Quello a cui stiamo assistendo ora, e che appunto induce, come spiega l’Agenzia, a una forma di pericoloso ottimismo, sembra pertanto essere più l’effetto della situazione precedente che l’effetto del cambiamento in corso. L’Europa è riuscita a riempire i propri siti di stoccaggio del gas non solo grazie a una stagione estremamente mite e appunto a un mercato asiatico non fortemente desideroso di Gnl, ma anche grazie a un “oro blu” giunto dalla Russia – e pagato, paradossalmente, a peso d’oro dalla stessa Ue – che dal prossimo anno potrebbe essere completamente interrotto. Finora è stato ridotto in maniera significativa, ma quel gas arrivato nei mesi precedenti ha comunque permesso ai Paesi del Vecchio Continente di poter sodisfare il proprio fabbisogno energetico e sostenere le proprie economie implementando i siti di stoccaggio. Questo dato è già cambiato nel corso dell’anno. Proprio in queste ore, Agenzia Nova ha riportato le parole del vicepresidente della Commissione Europea, Valdis Dombrovskis che, alla Conferenza economica della Banca di Lettonia, ha annunciato che Norvegia e Stati Uniti sono già attualmente i maggiori fornitori di Gnl per l’Europa e di essere “riusciti a cambiare totalmente la struttura delle nostre forniture”.

Tutto questo, secondo l’Agenzia internazionale dell’energia, potrebbe in ogni caso non bastare. E lo spiega in maniera molto netta il rapporto stilato. L’ipotesi presa dagli analisti che hanno scritto il report (Never Too Early to Prepare for Next Winter: Europe’s Gas Balance for 2023-2024) è che ci possa essere una combinazione di cessazione del flusso di gas russo attraverso gli oleodotti e aumento delle importazioni di Gnl in Cina fino al livello del 2021. In questo caso, scrive la IEA, “l’Europa potrebbe trovarsi di fronte a un divario tra domanda e offerta di 30 miliardi di metri cubi durante il periodo estivo-chiave per il riempimento dello stoccaggio di gas nel 2023″. Proprio per questo motivo, gli organismi internazionali già prevedono che il cambiamento – che non è solo transizione energetica ma anche transizione geopolitica – non possa terminare con questa condizione.
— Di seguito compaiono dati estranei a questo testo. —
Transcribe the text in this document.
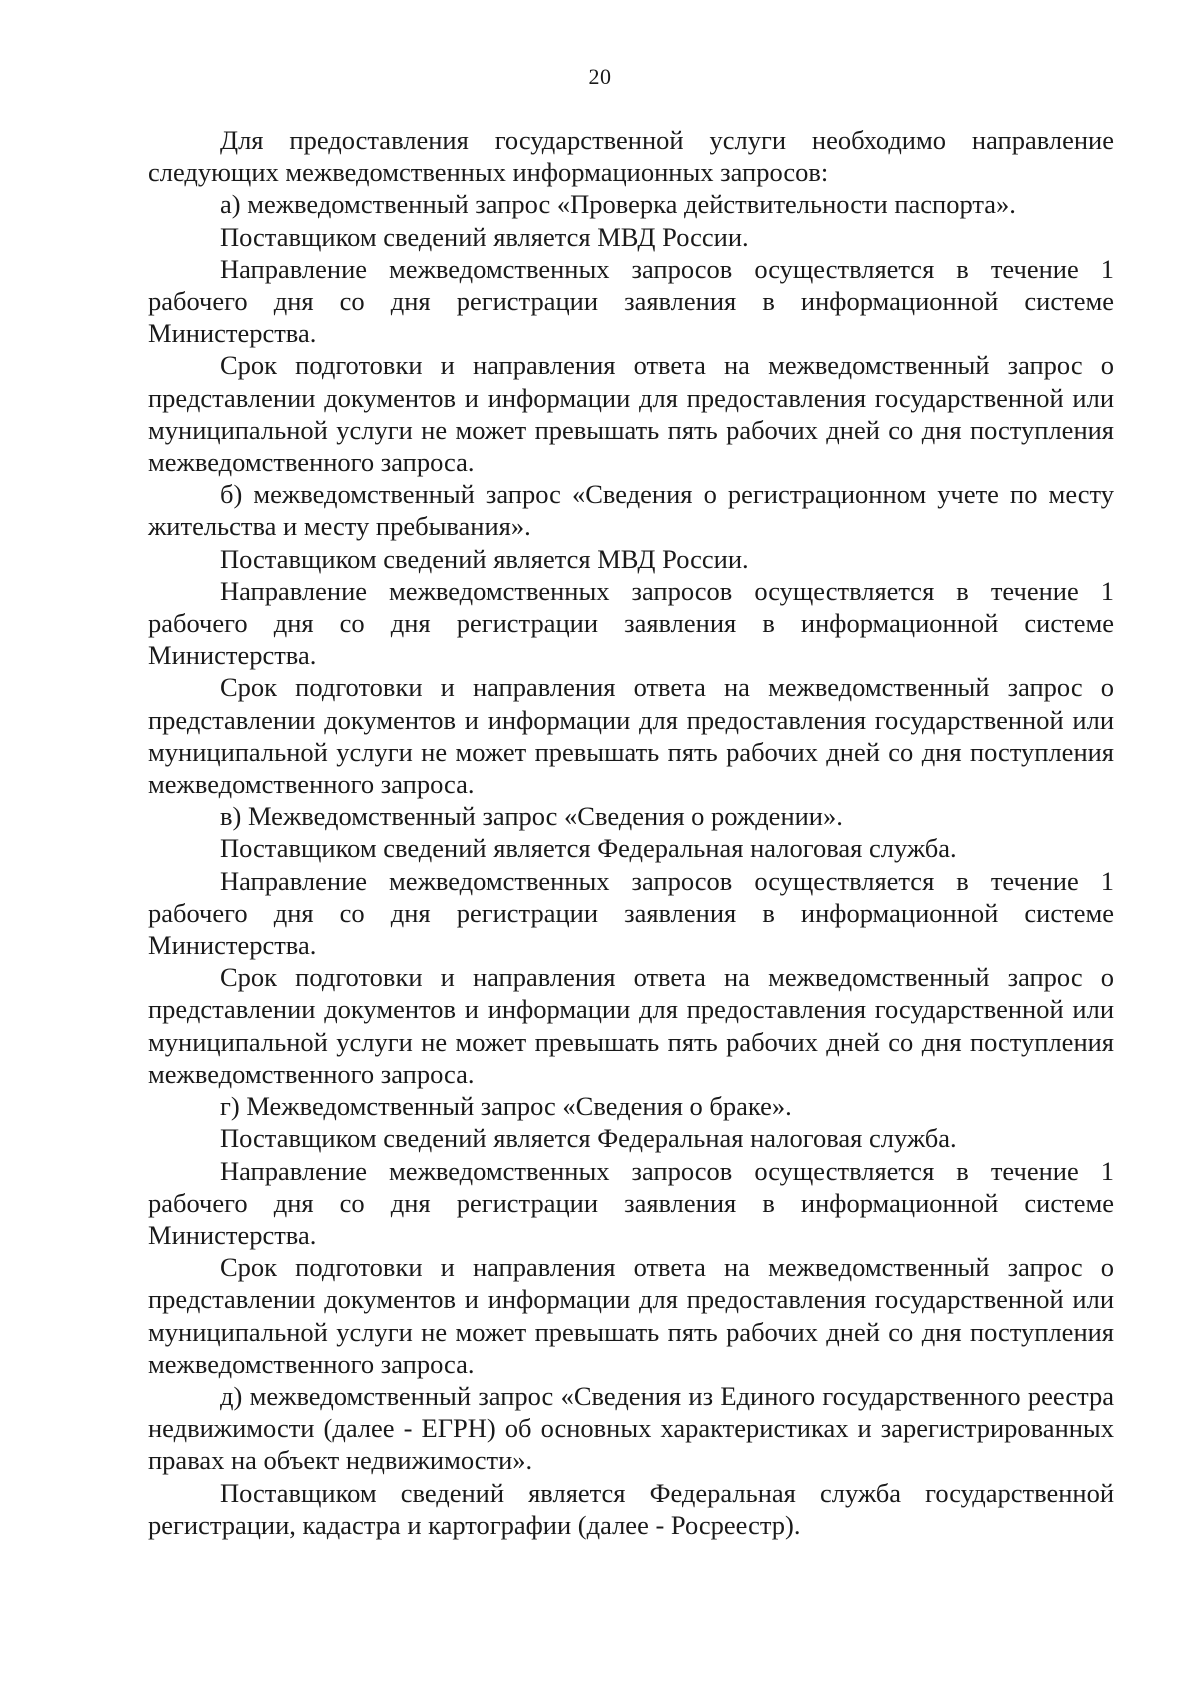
20

Для предоставления государственной услуги необходимо направление следующих межведомственных информационных запросов:

а) межведомственный запрос «Проверка действительности паспорта».

Поставщиком сведений является МВД России.

Направление межведомственных запросов осуществляется в течение 1 рабочего дня со дня регистрации заявления в информационной системе Министерства.

Срок подготовки и направления ответа на межведомственный запрос о представлении документов и информации для предоставления государственной или муниципальной услуги не может превышать пять рабочих дней со дня поступления межведомственного запроса.

б) межведомственный запрос «Сведения о регистрационном учете по месту жительства и месту пребывания».

Поставщиком сведений является МВД России.

Направление межведомственных запросов осуществляется в течение 1 рабочего дня со дня регистрации заявления в информационной системе Министерства.

Срок подготовки и направления ответа на межведомственный запрос о представлении документов и информации для предоставления государственной или муниципальной услуги не может превышать пять рабочих дней со дня поступления межведомственного запроса.

в) Межведомственный запрос «Сведения о рождении».

Поставщиком сведений является Федеральная налоговая служба.

Направление межведомственных запросов осуществляется в течение 1 рабочего дня со дня регистрации заявления в информационной системе Министерства.

Срок подготовки и направления ответа на межведомственный запрос о представлении документов и информации для предоставления государственной или муниципальной услуги не может превышать пять рабочих дней со дня поступления межведомственного запроса.

г) Межведомственный запрос «Сведения о браке».

Поставщиком сведений является Федеральная налоговая служба.

Направление межведомственных запросов осуществляется в течение 1 рабочего дня со дня регистрации заявления в информационной системе Министерства.

Срок подготовки и направления ответа на межведомственный запрос о представлении документов и информации для предоставления государственной или муниципальной услуги не может превышать пять рабочих дней со дня поступления межведомственного запроса.

д) межведомственный запрос «Сведения из Единого государственного реестра недвижимости (далее - ЕГРН) об основных характеристиках и зарегистрированных правах на объект недвижимости».

Поставщиком сведений является Федеральная служба государственной регистрации, кадастра и картографии (далее - Росреестр).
Questo va inserito anche nel contesto di quello che può accadere anche in caso di fine dell’invasione russa dell’Ucraina: scenario che fino a questo momento non viene particolarmente analizzato dai media, ma che prima o poi occorrerà approfondire sia studiando l’ipotesi di una sconfitta russa sia quella di un accordo tra le parti. In questa fase, il ripristino delle relazioni economiche con Mosca appare un’ipotesi del tutto remota, tanto più se Vladimir Putin dovesse rimanere al potere. Le sanzioni, in ogni caso, non sembrano destinate a interrompersi da un momento all’altro alla fine delle ostilità. Ma quello che sembra abbastanza certo è che il trauma della guerra e la ricostruzione del blocco occidentale a guida Usa lascia supporre che nessuno vorrà tornare alla condizione precedente in cui la Russia era pienamente integrata nel mercato energetico europeo e considerata come principale fornitore. Per questo, quanto succede sul fronte del gas non va letto nell’immediato futuro, ma con le lenti più ampie: l’allarme sull’inverno 2023-2024 è, in questo senso, un segnale che non va sottovalutato.